Every day we are inundated with “fees” that seem unfair. If you still get your television service from cable, you know what I mean. Or, if you fly to another location for business or pleasure you may pay luggage fees, resort fees, or convenience fees. The list can get quite long. Trucking companies have added fuel surcharges in the face of rising fuel costs. Perhaps, your vendors have added fuel surcharges as a result. Have any of those surcharges been reduced or eliminated now that fuel is available at a lower price?At WJ Office we receive daily deliveries from our largest vendor. We place our orders electronically multiple times a day and deliveries arrive through a contract carrier each night into a secure area of our warehouse.

We pay a charge for this service along with a separate charge for products shipped to our contract delivery service in Hudson, NC. When the price of diesel fuel started to climb, the vendor added a fuel surcharge to offset that additional cost that the contract delivery service was charging. Obviously, this was not particularly popular with the vendor’s customers. However, the vendor did something a little unusual. It tied the fuel surcharge to the price of diesel. In other words, if diesel fuel hit a particular price range, the fuel surcharge was at a certain level. If it dropped, that surcharge was lowered. There was even a floor put in whereby the surcharge would disappear altogether if the price of diesel fuel dropped below that level.

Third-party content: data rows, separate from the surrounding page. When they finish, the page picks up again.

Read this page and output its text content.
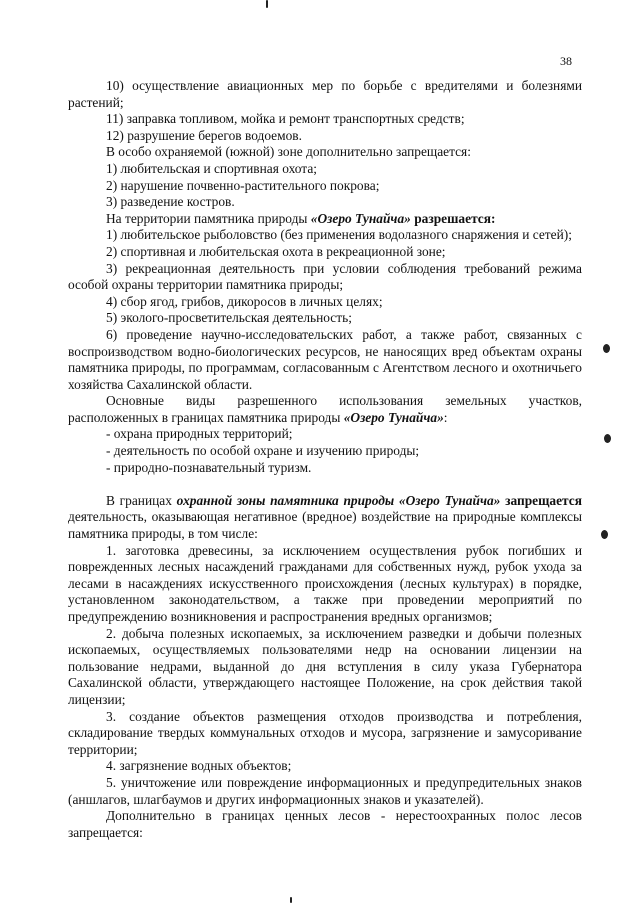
38

10) осуществление авиационных мер по борьбе с вредителями и болезнями растений;

11) заправка топливом, мойка и ремонт транспортных средств;

12) разрушение берегов водоемов.

В особо охраняемой (южной) зоне дополнительно запрещается:

1) любительская и спортивная охота;

2) нарушение почвенно-растительного покрова;

3) разведение костров.

На территории памятника природы «Озеро Тунайча» разрешается:

1) любительское рыболовство (без применения водолазного снаряжения и сетей);

2) спортивная и любительская охота в рекреационной зоне;

3) рекреационная деятельность при условии соблюдения требований режима особой охраны территории памятника природы;

4) сбор ягод, грибов, дикоросов в личных целях;

5) эколого-просветительская деятельность;

6) проведение научно-исследовательских работ, а также работ, связанных с воспроизводством водно-биологических ресурсов, не наносящих вред объектам охраны памятника природы, по программам, согласованным с Агентством лесного и охотничьего хозяйства Сахалинской области.

Основные виды разрешенного использования земельных участков, расположенных в границах памятника природы «Озеро Тунайча»:

- охрана природных территорий;

- деятельность по особой охране и изучению природы;

- природно-познавательный туризм.

В границах охранной зоны памятника природы «Озеро Тунайча» запрещается деятельность, оказывающая негативное (вредное) воздействие на природные комплексы памятника природы, в том числе:

1. заготовка древесины, за исключением осуществления рубок погибших и поврежденных лесных насаждений гражданами для собственных нужд, рубок ухода за лесами в насаждениях искусственного происхождения (лесных культурах) в порядке, установленном законодательством, а также при проведении мероприятий по предупреждению возникновения и распространения вредных организмов;

2. добыча полезных ископаемых, за исключением разведки и добычи полезных ископаемых, осуществляемых пользователями недр на основании лицензии на пользование недрами, выданной до дня вступления в силу указа Губернатора Сахалинской области, утверждающего настоящее Положение, на срок действия такой лицензии;

3. создание объектов размещения отходов производства и потребления, складирование твердых коммунальных отходов и мусора, загрязнение и замусоривание территории;

4. загрязнение водных объектов;

5. уничтожение или повреждение информационных и предупредительных знаков (аншлагов, шлагбаумов и других информационных знаков и указателей).

Дополнительно в границах ценных лесов - нерестоохранных полос лесов запрещается:
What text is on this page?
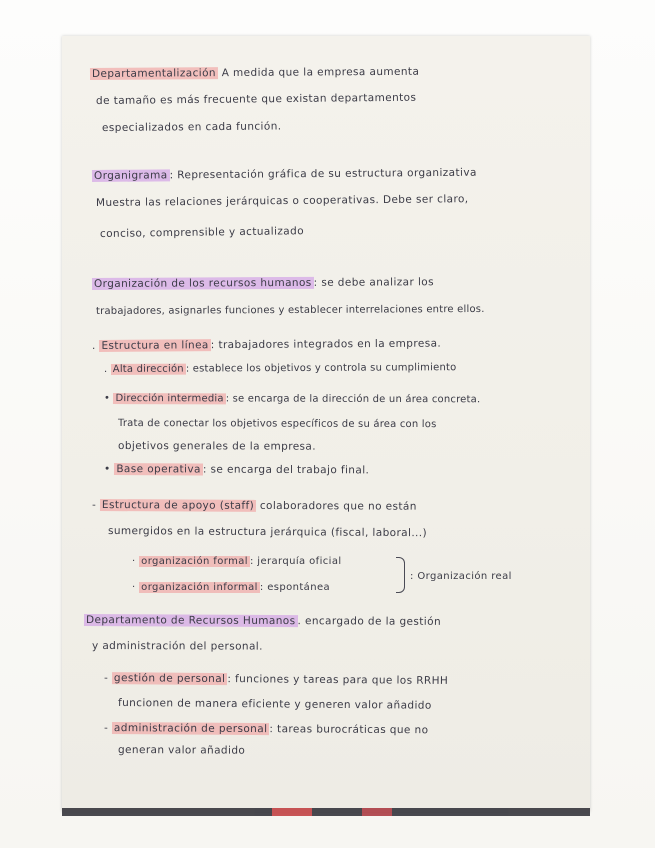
Departamentalización A medida que la empresa aumenta
de tamaño es más frecuente que existan departamentos
especializados en cada función.
Organigrama : Representación gráfica de su estructura organizativa
Muestra las relaciones jerárquicas o cooperativas. Debe ser claro,
conciso, comprensible y actualizado
Organización de los recursos humanos : se debe analizar los
trabajadores, asignarles funciones y establecer interrelaciones entre ellos.
. Estructura en línea : trabajadores integrados en la empresa.
. Alta dirección : establece los objetivos y controla su cumplimiento
• Dirección intermedia : se encarga de la dirección de un área concreta.
Trata de conectar los objetivos específicos de su área con los
objetivos generales de la empresa.
• Base operativa : se encarga del trabajo final.
- Estructura de apoyo (staff) colaboradores que no están
sumergidos en la estructura jerárquica (fiscal, laboral...)
· organización formal : jerarquía oficial
· organización informal : espontánea
: Organización real
Departamento de Recursos Humanos . encargado de la gestión
y administración del personal.
- gestión de personal : funciones y tareas para que los RRHH
funcionen de manera eficiente y generen valor añadido
- administración de personal : tareas burocráticas que no
generan valor añadido
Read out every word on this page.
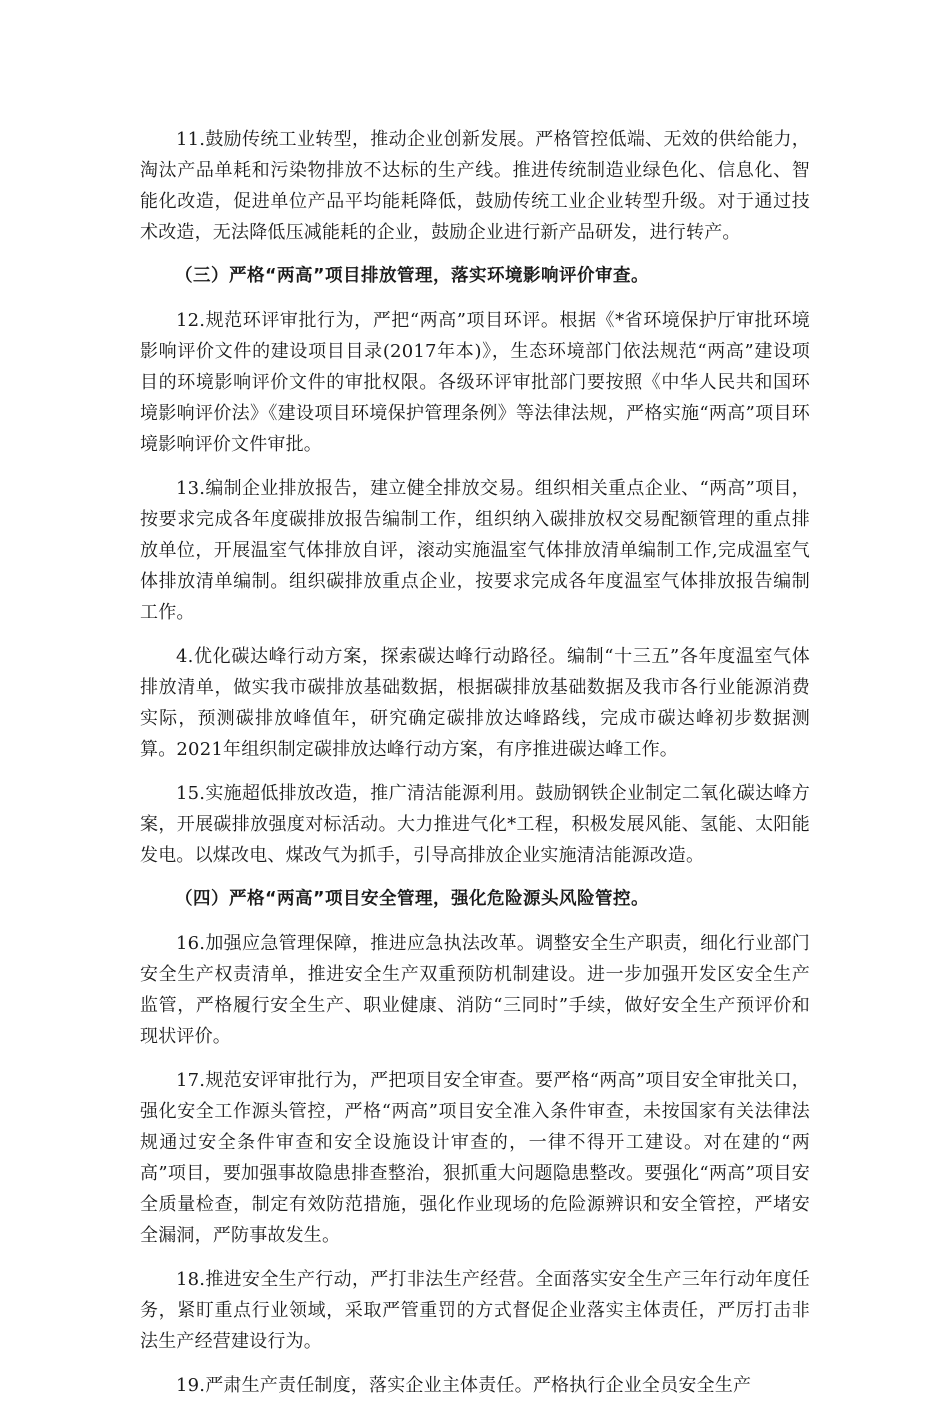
11.鼓励传统工业转型，推动企业创新发展。严格管控低端、无效的供给能力，淘汰产品单耗和污染物排放不达标的生产线。推进传统制造业绿色化、信息化、智能化改造，促进单位产品平均能耗降低，鼓励传统工业企业转型升级。对于通过技术改造，无法降低压减能耗的企业，鼓励企业进行新产品研发，进行转产。

（三）严格“两高”项目排放管理，落实环境影响评价审查。

12.规范环评审批行为，严把“两高”项目环评。根据《*省环境保护厅审批环境影响评价文件的建设项目目录(2017年本)》，生态环境部门依法规范“两高”建设项目的环境影响评价文件的审批权限。各级环评审批部门要按照《中华人民共和国环境影响评价法》《建设项目环境保护管理条例》等法律法规，严格实施“两高”项目环境影响评价文件审批。

13.编制企业排放报告，建立健全排放交易。组织相关重点企业、“两高”项目，按要求完成各年度碳排放报告编制工作，组织纳入碳排放权交易配额管理的重点排放单位，开展温室气体排放自评，滚动实施温室气体排放清单编制工作,完成温室气体排放清单编制。组织碳排放重点企业，按要求完成各年度温室气体排放报告编制工作。

4.优化碳达峰行动方案，探索碳达峰行动路径。编制“十三五”各年度温室气体排放清单，做实我市碳排放基础数据，根据碳排放基础数据及我市各行业能源消费实际，预测碳排放峰值年，研究确定碳排放达峰路线，完成市碳达峰初步数据测算。2021年组织制定碳排放达峰行动方案，有序推进碳达峰工作。

15.实施超低排放改造，推广清洁能源利用。鼓励钢铁企业制定二氧化碳达峰方案，开展碳排放强度对标活动。大力推进气化*工程，积极发展风能、氢能、太阳能发电。以煤改电、煤改气为抓手，引导高排放企业实施清洁能源改造。

（四）严格“两高”项目安全管理，强化危险源头风险管控。

16.加强应急管理保障，推进应急执法改革。调整安全生产职责，细化行业部门安全生产权责清单，推进安全生产双重预防机制建设。进一步加强开发区安全生产监管，严格履行安全生产、职业健康、消防“三同时”手续，做好安全生产预评价和现状评价。

17.规范安评审批行为，严把项目安全审查。要严格“两高”项目安全审批关口，强化安全工作源头管控，严格“两高”项目安全准入条件审查，未按国家有关法律法规通过安全条件审查和安全设施设计审查的，一律不得开工建设。对在建的“两高”项目，要加强事故隐患排查整治，狠抓重大问题隐患整改。要强化“两高”项目安全质量检查，制定有效防范措施，强化作业现场的危险源辨识和安全管控，严堵安全漏洞，严防事故发生。

18.推进安全生产行动，严打非法生产经营。全面落实安全生产三年行动年度任务，紧盯重点行业领域，采取严管重罚的方式督促企业落实主体责任，严厉打击非法生产经营建设行为。

19.严肃生产责任制度，落实企业主体责任。严格执行企业全员安全生产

I really like this company and I admired the fairness applied to this system. In an era in which these surcharges (which I think should be temporary due to unusual economic conditions) become a permanent “tax” – it’s simply unfair and we need to express that sentiment to those firms where appropriate. An “ordering fee” is another example that’s difficult to swallow. With this tax, each order that you place gets a $5 charge or more just to place an order with your vendor!

December 2022 marked the 46th anniversary of WJ Office. Though we have paid these fees (grudgingly) to some of our vendors, we have never instituted a surcharge or ordering fee.

The last three years have been interesting. Our prices get compared to the vendors who are charging a surcharge and/or ordering fees. In most cases customers don’t realize that they have to calculate those fees/taxes into the price that they are paying for goods! It’s hidden. It’s unfair to the customer, and if it’s necessary to cover some unusual costs, it needs to be temporary and go away when the “cost crisis” is over.

This is another example of doing business “The WJ Way.”